Из горсада маршем грянул духовой оркестр. Все побежали туда. Митька задёргал дедушку за рукав.
– Погоди, Митя, – остановил его Дмитрий Егорович. – Маму будем ждать… Пошли в дом.
– Ну, дедушка… – Митька плёлся за дедом и всё оглядывался, словно зримо видел клубящую из зелёного сада, такую же зелёную, радостно-бодрую музыку.
Потом на пороге возникла Катя. Поставила на пол сумку с продуктами. Точно пройдя долгий усталый путь, опустилась на табуретку.
– Мама! – бросился Митька. – Слыхала? Победа! Мама!
– Слыхала, сынок… Не кричи…
– Да ты что?! Мама?! Победа! Мама! – приставал, удивлялся Митька. Дмитрий Егорович, останавливая, положил руки ему на плечи.

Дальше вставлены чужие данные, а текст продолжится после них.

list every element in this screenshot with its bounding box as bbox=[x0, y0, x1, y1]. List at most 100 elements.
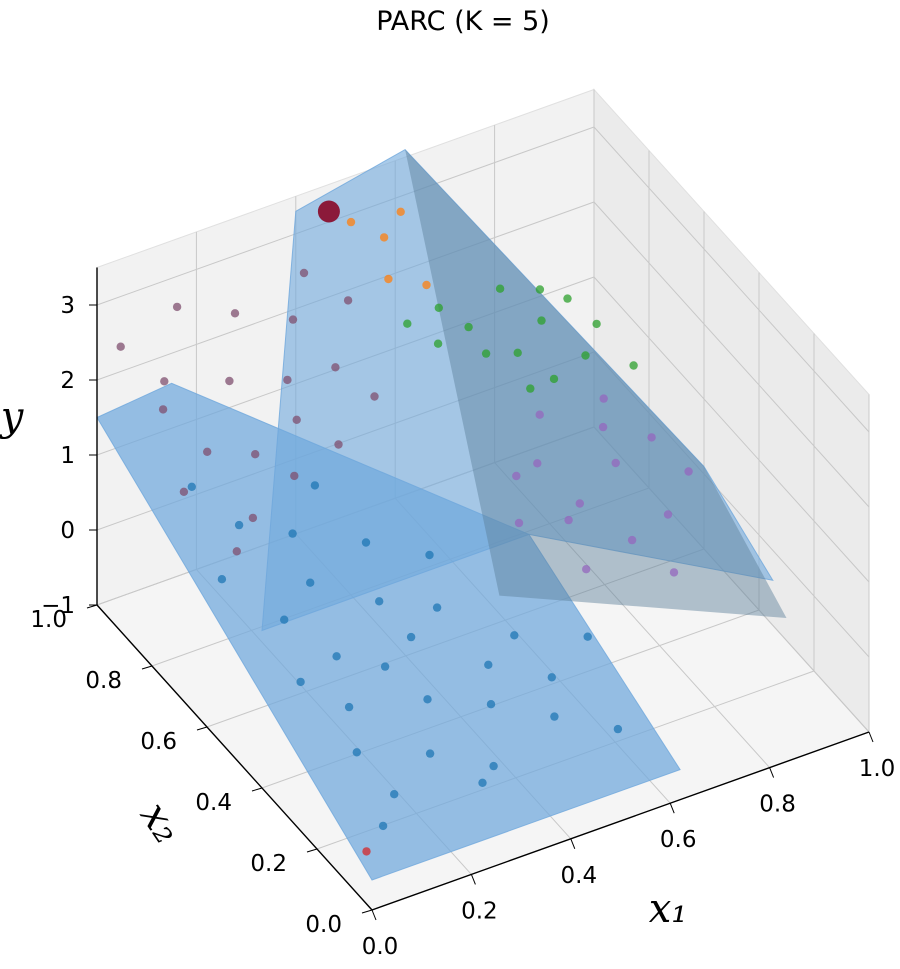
data-point bbox=[352, 748, 361, 757]
data-point bbox=[533, 459, 542, 468]
x2-tick-mark bbox=[361, 909, 373, 914]
data-point bbox=[514, 518, 524, 528]
tick-labels: 0.00.20.40.60.81.00.00.20.40.60.81.0−101… bbox=[30, 293, 895, 960]
data-point bbox=[232, 547, 241, 556]
data-point bbox=[613, 724, 623, 734]
x2-tick-label: 1.0 bbox=[30, 607, 67, 633]
data-point bbox=[599, 394, 608, 403]
data-point bbox=[582, 565, 591, 574]
data-point bbox=[489, 761, 498, 771]
z-axis-label: y bbox=[0, 394, 25, 440]
data-point bbox=[362, 847, 371, 856]
x1-tick-label: 0.0 bbox=[362, 934, 399, 960]
x2-tick-label: 0.6 bbox=[140, 729, 177, 755]
x1-tick-mark bbox=[570, 838, 576, 849]
x2-tick-label: 0.0 bbox=[305, 912, 342, 938]
data-point bbox=[663, 510, 673, 519]
data-point bbox=[332, 652, 341, 661]
data-point bbox=[581, 351, 590, 360]
data-point bbox=[343, 296, 353, 305]
data-point bbox=[510, 631, 519, 640]
data-point bbox=[390, 790, 399, 799]
data-point bbox=[380, 662, 390, 671]
x1-tick-mark bbox=[669, 803, 675, 814]
x1-axis-line bbox=[371, 731, 870, 911]
data-point bbox=[346, 217, 356, 227]
y-tick-label: 3 bbox=[60, 293, 75, 319]
x-axis-label: x₁ bbox=[649, 886, 688, 932]
data-point bbox=[406, 632, 416, 642]
data-point bbox=[230, 309, 240, 318]
data-point bbox=[158, 405, 168, 414]
data-point bbox=[378, 821, 388, 831]
data-point bbox=[513, 348, 522, 357]
data-point bbox=[296, 677, 305, 687]
x2-tick-label: 0.4 bbox=[195, 790, 232, 816]
data-point bbox=[344, 702, 354, 712]
x1-tick-mark bbox=[769, 767, 775, 778]
data-point bbox=[629, 361, 638, 370]
data-point bbox=[535, 410, 544, 419]
data-point bbox=[251, 450, 260, 459]
data-point bbox=[669, 568, 679, 577]
data-point bbox=[234, 520, 244, 530]
data-point bbox=[248, 513, 258, 523]
x1-tick-label: 0.2 bbox=[461, 898, 498, 924]
grid-line bbox=[96, 201, 870, 508]
data-point bbox=[563, 294, 572, 303]
y-tick-label: 2 bbox=[60, 368, 75, 394]
data-point bbox=[684, 467, 693, 476]
data-point bbox=[575, 499, 584, 508]
data-point bbox=[283, 375, 292, 385]
data-point bbox=[310, 481, 320, 490]
data-point bbox=[403, 319, 412, 328]
data-point bbox=[486, 700, 496, 709]
data-point bbox=[290, 471, 299, 481]
data-point bbox=[334, 440, 343, 449]
highlight-point bbox=[317, 200, 340, 223]
data-point bbox=[550, 712, 559, 721]
x1-tick-mark bbox=[868, 731, 874, 743]
x2-tick-mark bbox=[141, 665, 153, 670]
data-point bbox=[288, 529, 297, 538]
scatter-points bbox=[116, 200, 693, 856]
data-point bbox=[583, 632, 592, 641]
data-point bbox=[379, 233, 389, 242]
data-point bbox=[361, 538, 371, 547]
data-point bbox=[425, 749, 435, 758]
data-point bbox=[217, 575, 227, 584]
data-point bbox=[537, 316, 546, 325]
data-point bbox=[423, 695, 432, 704]
data-point bbox=[549, 374, 559, 384]
data-point bbox=[611, 458, 620, 468]
data-point bbox=[535, 285, 545, 294]
data-point bbox=[292, 415, 301, 424]
data-point bbox=[116, 342, 125, 351]
x1-tick-label: 1.0 bbox=[859, 756, 896, 782]
data-point bbox=[375, 597, 384, 606]
data-point bbox=[422, 280, 431, 290]
y-tick-label: 0 bbox=[60, 518, 75, 544]
data-point bbox=[425, 550, 434, 560]
y-tick-label: −1 bbox=[41, 593, 75, 619]
data-point bbox=[225, 376, 234, 386]
regression-surface bbox=[96, 148, 787, 881]
data-point bbox=[481, 349, 491, 358]
data-point bbox=[299, 268, 309, 278]
data-point bbox=[434, 303, 443, 312]
y-axis-label: x₂ bbox=[131, 794, 191, 852]
data-point bbox=[627, 535, 637, 545]
data-point bbox=[464, 322, 473, 332]
data-point bbox=[512, 471, 521, 481]
surface-plane-upper bbox=[261, 148, 774, 632]
x1-tick-label: 0.4 bbox=[561, 863, 598, 889]
x2-tick-label: 0.8 bbox=[85, 668, 122, 694]
data-point bbox=[187, 482, 196, 491]
x2-tick-mark bbox=[306, 848, 318, 853]
data-point bbox=[179, 487, 189, 496]
x1-tick-mark bbox=[371, 909, 377, 921]
x1-tick-mark bbox=[470, 874, 476, 885]
x2-axis-line bbox=[96, 604, 373, 911]
x2-tick-mark bbox=[251, 787, 263, 792]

Катя молчала. Словно вся лихая година проходила сейчас в остановленных её, растворённых слезами глазах. День за днём. Час за часом. Тревожные военные сводки чёрными летучими мышами распято бьющиеся на телеграфных столбах в осеннем, низко несущемся вечере; и обмершая, заклинающая – только б не похоронка! – надежда, когда почтальонша сворачивает к твоему дому; и кутающиеся в слёзы бесконечно-одинокие ночи; и догоняюще-гонящий дых тыловых кобелей, за версту чующих одиночество женщины; и согбенное время, застывшее в сумраке очередей; и рвущая душу сизая, голодная шейка твоего ребёнка; и ожидание, ожидание, ожидание. Как жизнь взаймы. Взаймы у судьбы…
Катя подняла глаза на Дмитрия Егоровича, и тот, словно винясь перед ней за что-то, тихо сказал:
– Вот, Катюша, дождались…
И хотя в первый миг, как узнали о Победе, с новой силой заболела, сжала грудь безнадёжная надежда, затеплилась вера… сейчас об Иване оба суеверно молчали, не заговаривали о нём.
Устало, медленно освободилась Катя от платка. Провела гребёнкой по волосам. Сказала:
– Вы бы, папа, сходили к Ивану Зиновеевичу. Обрадуйте их с тётей Дашей. Ведь Валентина их теперь скоро приедет… И к нам позовите. А я сготовлю пока тут.
Дмитрий Егорович сразу засобирался. Сапоги надевает, схватил пиджак. Но вдруг вспомнил непонятное, странное поведение Ивана Зиновеевича в последние дни. Ходит сам не свой, в командировке были, так промолчал почти всю дорогу, испуганный какой-то, в баранку вцепился, как в спасенье своё единственное будто… И шевельнулась тревога, беспокойство за друга… «Ну… вот и обрадую его!» – тут же «вышагнул» из беспокойного Дмитрий Егорович. И надел пиджак.